The junta responded to the attacks with military operations that have involved serious violations of the laws of war.
Amnesty International determined that junta forces most likely used cluster munitions during attacks on the town of Namkham in Shan State in early December. The use of cluster munitions, large weapons that include dozens of smaller weapons known as submunitions, is inherently indiscriminate and constitutes a war crime.
The renewed fighting within weeks displaced about 600,000 people across Myanmar. Humanitarian agencies and local organizations have struggled to respond to the surge in displacement.
An unknown number of civilians have been killed and injured in recent airstrikes. An aid worker in Muse township near the China border told Human Rights Watch that his friend fled from Namhkam after his wife was killed in a junta airstrike on December 1, an incident reported by the Shan Human Rights Foundation.

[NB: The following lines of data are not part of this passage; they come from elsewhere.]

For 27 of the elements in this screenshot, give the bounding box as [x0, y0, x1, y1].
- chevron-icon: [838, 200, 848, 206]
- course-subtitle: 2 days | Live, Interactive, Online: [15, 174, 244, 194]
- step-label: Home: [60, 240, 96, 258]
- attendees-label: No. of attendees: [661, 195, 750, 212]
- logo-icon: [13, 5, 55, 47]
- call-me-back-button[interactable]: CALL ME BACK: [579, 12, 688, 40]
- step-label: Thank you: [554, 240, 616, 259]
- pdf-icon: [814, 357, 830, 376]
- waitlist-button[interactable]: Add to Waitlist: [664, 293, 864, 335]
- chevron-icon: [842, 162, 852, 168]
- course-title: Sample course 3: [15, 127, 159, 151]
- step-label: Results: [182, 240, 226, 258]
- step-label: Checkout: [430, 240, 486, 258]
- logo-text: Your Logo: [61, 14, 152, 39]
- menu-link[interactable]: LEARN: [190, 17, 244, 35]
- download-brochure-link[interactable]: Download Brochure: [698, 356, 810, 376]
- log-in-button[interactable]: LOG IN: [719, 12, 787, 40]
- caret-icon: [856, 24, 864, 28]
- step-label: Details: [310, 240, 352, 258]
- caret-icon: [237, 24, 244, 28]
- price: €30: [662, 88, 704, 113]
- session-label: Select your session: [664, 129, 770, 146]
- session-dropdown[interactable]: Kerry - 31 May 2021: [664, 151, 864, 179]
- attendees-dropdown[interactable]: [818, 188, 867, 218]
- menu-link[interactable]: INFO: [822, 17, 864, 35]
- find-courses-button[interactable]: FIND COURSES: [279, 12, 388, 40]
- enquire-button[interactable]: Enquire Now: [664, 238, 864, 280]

"He managed to hide their two children in the bunker when they first heard the sounds of a jet," the aid worker said. "But his wife was showering as it was morning. … She didn't make it to the bunker and died right there when the junta dropped the bomb. He was injured too, and luckily the children are safe but now they don't have a mother."
A spokeswoman from a local ethnic and women's rights group, the Ta'ang Women's Organization, said she fled Namhkam township on December 2 after repeated junta airstrikes in her village. "At first, I hid with my family in a dirt bunker we had dug near our home," she said. "There were so many explosions … it was hard to tell whether it was all the same attack or many planes dropping bombs. The planes came day and night, and they also circled around us repeatedly even if they weren't dropping bombs."
The Armed Conflict Location and Event Data Project, which reports data on the Myanmar military's air and drone strikes, found strikes to have substantially increased since early 2022. This data is compiled from media reports and may significantly undercount the military's total air and drone strikes.
Canada, the European Union, the United Kingdom, and the United States have imposed and expanded sanctions since the coup, but sanctions on jet fuel have been inconsistent.
Canada is the only country to have imposed comprehensive sanctions on the export, sale, supply or shipment of aviation fuel to Myanmar. In 2023, the EU, UK, and US also introduced some sanctions that targeted private actors supplying fuel, arms and funds to Myanmar. However, five British companies are still providing insurance cover for deliveries of aviation fuel to Myanmar.
Governments in the region have not sent a clear message to Myanmar's junta concerning ongoing rights violations, Human Rights Watch said. Laos, as the 2024 chair of the Association of Southeast Asian Nations (ASEAN), should work with other ASEAN member countries to take a more robust approach that pressures the junta to end its abuses and remove restrictions on humanitarian assistance.
The European Union, whose foreign ministers will meet with ASEAN foreign ministers on February 2, should urge ASEAN members, in particular Thailand and Singapore, to cooperate in enforcing sanctions in their jurisdictions.
The UN Security Council should meaningfully follow up on its December 2022 resolution on Myanmar by imposing an arms embargo, including jet fuel, and refer the country situation to the International Criminal Court. Russia and China, which both abstained from the 2022 resolution, should not block stronger measures by the council.
Russia and China have continued to sell weapons to Myanmar's junta since the 2021 coup, according to the UN special rapporteur on the situation of human rights in Myanmar.
"Myanmar's people have been suffering for years under a junta that shows them no regard," Pearson said. "A stronger international response is still needed to press for an end to the military's abuses."